Originally Posted by AzDave47 (Post 1579167282)
The stubby gear wrench is a short wrench with a box-style rachet on one end and an open end wrench on the other. I think I got mine on sale at Sears for about $30 for a set of 7 (normally about $50). because you need to hold the shaft with the allen wrench, I didn't torque the top nut, but it is a safety nut with nylon insert so you just need to snug it down good. I don't have air tools any more. I do use a battery powered impact gun and that can help get off some stubborn nuts and I use it all the time for the lug nuts.

I did use a torque wrench for the bottom nut and the rear shocks, but the bottoms are "big" and you really tighten then down (?129 lb-ft) so you may not need a new torque wrench, but more tools are always good!

Thank ya sir....



Originally Posted by AirBusPilot (Post 1579167660)
It depends on how long the zip ties are, but figure 3 per shock (small loop at the top, small at the bottom, then one connecting the two). You can muscle the stock shocks out, or use 3 zip ties and compress the shock while pulling on the zip tie to keep it compressed.

Putting the new shocks in is even easier because you can compress the shocks on the bench and tie the zips together where the shock is so compressed it just falls into place.

I didn't have any specialized tools and I was able to tighten the top nut pretty easily with just a wrench.

Thanks 'pilot...



Originally Posted by eeagle (Post 1579170594)

Thanks guys for help and insight.
I went to the DIY thread and sat here until midnight reading and "never" made it to the thread I needed.
Have a msg this morning my shocks shipped yesterday.

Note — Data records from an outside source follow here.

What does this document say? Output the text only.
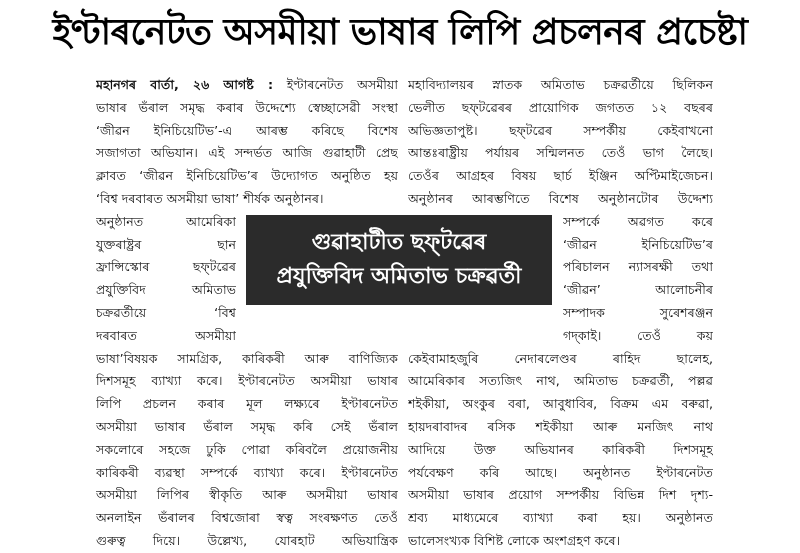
ইণ্টাৰনেটত অসমীয়া ভাষাৰ লিপি প্ৰচলনৰ প্ৰচেষ্টা
মহানগৰ বাৰ্তা, ২৬ আগষ্ট : ইণ্টাৰনেটত অসমীয়া
ভাষাৰ ভঁৰাল সমৃদ্ধ কৰাৰ উদ্দেশ্যে স্বেচ্ছাসেৱী সংস্থা
‘জীৱন ইনিচিয়েটিভ’-এ আৰম্ভ কৰিছে বিশেষ
সজাগতা অভিযান। এই সন্দৰ্ভত আজি গুৱাহাটী প্ৰেছ
ক্লাবত ‘জীৱন ইনিচিয়েটিভ’ৰ উদ্যোগত অনুষ্ঠিত হয়
‘বিশ্ব দৰবাৰত অসমীয়া ভাষা’ শীৰ্ষক অনুষ্ঠানৰ।
অনুষ্ঠানত আমেৰিকা
যুক্তৰাষ্ট্ৰৰ ছান
ফ্ৰান্সিস্কোৰ ছফ্‌টৱেৰ
প্ৰযুক্তিবিদ অমিতাভ
চক্ৰৱৰ্তীয়ে ‘বিশ্ব
দৰবাৰত অসমীয়া
ভাষা’বিষয়ক সামগ্ৰিক, কাৰিকৰী আৰু বাণিজ্যিক
দিশসমূহ ব্যাখ্যা কৰে। ইণ্টাৰনেটত অসমীয়া ভাষাৰ
লিপি প্ৰচলন কৰাৰ মূল লক্ষ্যৰে ইণ্টাৰনেটত
অসমীয়া ভাষাৰ ভঁৰাল সমৃদ্ধ কৰি সেই ভঁৰাল
সকলোৰে সহজে ঢুকি পোৱা কৰিবলৈ প্ৰয়োজনীয়
কাৰিকৰী ব্যৱস্থা সম্পৰ্কে ব্যাখ্যা কৰে। ইণ্টাৰনেটত
অসমীয়া লিপিৰ স্বীকৃতি আৰু অসমীয়া ভাষাৰ
অনলাইন ভঁৰালৰ বিশ্বজোৰা স্বত্ব সংৰক্ষণত তেওঁ
গুৰুত্ব দিয়ে। উল্লেখ্য, যোৰহাট অভিযান্ত্ৰিক
মহাবিদ্যালয়ৰ স্নাতক অমিতাভ চক্ৰৱৰ্তীয়ে ছিলিকন
ভেলীত ছফ্‌টৱেৰৰ প্ৰায়োগিক জগতত ১২ বছৰৰ
অভিজ্ঞতাপুষ্ট। ছফ্‌টৱেৰ সম্পৰ্কীয় কেইবাখনো
আন্তঃৰাষ্ট্ৰীয় পৰ্যায়ৰ সন্মিলনত তেওঁ ভাগ লৈছে।
তেওঁৰ আগ্ৰহৰ বিষয় ছাৰ্চ ইঞ্জিন অপ্টিমাইজেচন।
অনুষ্ঠানৰ আৰম্ভণিতে বিশেষ অনুষ্ঠানটোৰ উদ্দেশ্য
সম্পৰ্কে অৱগত কৰে
‘জীৱন ইনিচিয়েটিভ’ৰ
পৰিচালন ন্যাসৰক্ষী তথা
‘জীৱন’ আলোচনীৰ
সম্পাদক সুৰেশৰঞ্জন
গদ্‌কাই। তেওঁ কয়
কেইবামাহজুৰি নেদাৰলেণ্ডৰ ৰাহিদ ছালেহ,
আমেৰিকাৰ সত্যজিৎ নাথ, অমিতাভ চক্ৰৱৰ্তী, পল্লৱ
শইকীয়া, অংকুৰ বৰা, আবুধাবিৰ, বিক্ৰম এম বৰুৱা,
হায়দৰাবাদৰ ৰসিক শইকীয়া আৰু মনজিৎ নাথ
আদিয়ে উক্ত অভিযানৰ কাৰিকৰী দিশসমূহ
পৰ্যবেক্ষণ কৰি আছে। অনুষ্ঠানত ইণ্টাৰনেটত
অসমীয়া ভাষাৰ প্ৰয়োগ সম্পৰ্কীয় বিভিন্ন দিশ দৃশ্য-
শ্ৰব্য মাধ্যমেৰে ব্যাখ্যা কৰা হয়। অনুষ্ঠানত
ভালেসংখ্যক বিশিষ্ট লোকে অংশগ্ৰহণ কৰে।
গুৱাহাটীত ছফ্‌টৱেৰ
প্ৰযুক্তিবিদ অমিতাভ চক্ৰৱৰ্তী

I will not be doing it this weekend anyway. Already have too much to do.....weekend after....

Thanks for help ya'll :)
:cheers:

AzDave47 11-09-2011 09:37 AM


Originally Posted by tim414 (Post 1579172196)
Thank ya sir....

I went to the DIY thread and sat here until midnight reading and "never" made it to the thread I needed.

:cheers:

Post #3 and #22 cover the shocks, just tab down the list. You could spend forever and a year going thru all the info. It is good just knowing that is a place to look first when a project pops up.

erichg1000 11-09-2011 09:39 AM

One other tricky spot is removing the sometimes rusty top nut on the fronts. I would let some penetrating lube sit on those for a little before going after them. Have to use a wrench and then pliers to hold the stud in place. I'm lucky I can use mybrothers air tools. An impact wrench got those right off. To torque the top nut you will need a crows foot

Pfadt Racing 11-21-2011 05:13 PM

Hey guys, not trying to thread jack but our instructions for our Johnny O'Connell tuned shocks will be very similar if not identical to most other brand of shocks. Take a look, has all the tools listed as well. Hope it helps.

http://www.pfadtracing.com/blog/wp-c...stallation.pdf

LFZ 11-21-2011 05:24 PM

Removing the upper A-arm bolts is so simple and makes it so much easier...You're going to facepalm when you realize how easy it is and wish you hadn't wasted money on zipties and gym memberships.